“The nation’s eyes are on Virginia,” Republican gubernatorial candidate Glenn Youngkin told a crowd Saturday, during the final weekend of campaigning before the state’s election on Tuesday. “And as Virginia goes, so goes the nation.” Democratic candidate (and former governor) Terry McAuliffe, with whom Youngkin is locked in a near dead heat, also made his closing message to voters a national one. “[Donald] Trump wants to win here so he can announce for president for 2024,” he said Sunday. “That’s the stakes of this election. He wants to get himself off the mat.”
The former president, who has endorsed Youngkin, lost the state by ten points last year. While Youngkin has been careful not to tie himself too closely to Trump, his campaign has harnessed distinctly Trumpy cultural issues, especially about education, helping to galvanize a coalition of so-called parents for Youngkin with attacks on race-focused curriculum changes and COVID precautions. “He’s turned our school boards into war zones,” McAuliffe said over the weekend, per the New York Times, which concluded in conversations with voters “that many Virginians view this election as something symbolically greater than a face-off between two candidates for governor.”

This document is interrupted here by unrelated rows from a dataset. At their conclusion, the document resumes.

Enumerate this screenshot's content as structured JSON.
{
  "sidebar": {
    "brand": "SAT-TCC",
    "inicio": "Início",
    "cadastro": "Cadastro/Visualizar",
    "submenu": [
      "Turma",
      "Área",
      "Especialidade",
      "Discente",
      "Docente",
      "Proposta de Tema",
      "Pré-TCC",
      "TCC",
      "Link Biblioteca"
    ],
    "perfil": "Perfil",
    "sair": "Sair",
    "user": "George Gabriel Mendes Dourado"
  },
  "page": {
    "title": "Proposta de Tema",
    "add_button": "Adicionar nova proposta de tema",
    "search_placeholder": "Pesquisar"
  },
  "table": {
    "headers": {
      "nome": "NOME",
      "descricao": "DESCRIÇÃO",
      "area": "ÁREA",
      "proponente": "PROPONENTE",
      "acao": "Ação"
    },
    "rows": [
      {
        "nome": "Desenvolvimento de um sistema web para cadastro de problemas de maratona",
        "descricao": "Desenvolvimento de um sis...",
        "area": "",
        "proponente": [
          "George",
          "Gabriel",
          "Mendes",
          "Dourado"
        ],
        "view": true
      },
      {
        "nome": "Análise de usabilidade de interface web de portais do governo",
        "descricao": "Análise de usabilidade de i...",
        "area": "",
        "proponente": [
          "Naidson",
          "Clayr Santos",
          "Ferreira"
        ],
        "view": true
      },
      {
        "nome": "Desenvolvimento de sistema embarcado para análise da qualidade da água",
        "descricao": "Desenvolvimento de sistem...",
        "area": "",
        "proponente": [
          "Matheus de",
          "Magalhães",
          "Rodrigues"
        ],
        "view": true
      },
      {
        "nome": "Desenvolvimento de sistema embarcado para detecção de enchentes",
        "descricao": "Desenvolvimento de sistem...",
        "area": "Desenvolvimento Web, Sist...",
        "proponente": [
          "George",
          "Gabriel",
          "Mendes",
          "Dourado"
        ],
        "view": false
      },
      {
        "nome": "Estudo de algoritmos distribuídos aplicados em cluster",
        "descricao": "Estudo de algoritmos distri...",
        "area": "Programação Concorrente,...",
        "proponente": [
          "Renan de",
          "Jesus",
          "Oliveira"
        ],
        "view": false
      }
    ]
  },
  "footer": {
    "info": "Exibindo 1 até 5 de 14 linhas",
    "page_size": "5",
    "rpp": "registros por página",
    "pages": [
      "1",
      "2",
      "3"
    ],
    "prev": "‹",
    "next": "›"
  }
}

Tensions are high ahead of Election Day in Virginia, a state Democrats have held for more than a decade and whose current gubernatorial contest is seen as a bellwether for the 2022 midterms—and an unexpectedly murky one at that. “No one knows,” one of McAuliffe’s advisers, asked for a prediction about Tuesday, told Politico. “It’s a toss-up.” FiveThirtyEight had Youngkin with a slight lead on Monday morning. Both candidates spent the weekend criss-crossing the state to get out the vote, with McAuliffe on Saturday traveling “more than 120 miles” to “eight stops in six cities” during an 11-hour period, the Times reports, noting while McAuliffe “hustled through sparsely attended events from morning to night,” Youngkin “greeted crowds of more than 1,000.”
According to Axios, much of the focus should be on Loudoun County, a place some 40 miles outside of D.C. that’s seen as “ground zero” for the GOP culture war issues that have bolstered Youngkin’s prospects. With its fast-growing population, the county is also “a diversifying area key to Democratic success” in the rest of the state. Loudoun, the wealthiest county in the U.S., is reportedly expected to go to McAuliffe even if Youngkin wins overall, “but insiders are watching how much [Youngkin] can reverse the big gains Dems have made in the county in the past three major elections,” Axios reports. Youngkin assured reporters over the weekend that “we’re going to make some really surprising gains across the commonwealth.”
It was in Loudoun County where Politico’s Playbook—alongside “an Allbirds-clad,” Halloween-parade campaigning McAuliffe—got “a sense of how on edge everyone is in American politics a few days before the most important election of 2021.” On Sunday, just after the parade, a Youngkin supporter reportedly posted up in front of McAuliffe’s campaign bus “screaming apparently unintelligibly, about Loudoun County schools”; there was some concern among McAuliffe staffers that the man might be armed. (McAuliffe was on the bus conducting an interview.) Staffers called police to the scene, who talked the Youngkin supporter down. “In the end it was nothing,” Politico wrote. “But we have rarely been out on the trail when there was such a heightened sense of alarm about the possibility of an interaction between a campaign and an opponent’s supporter escalating to something more sinister.”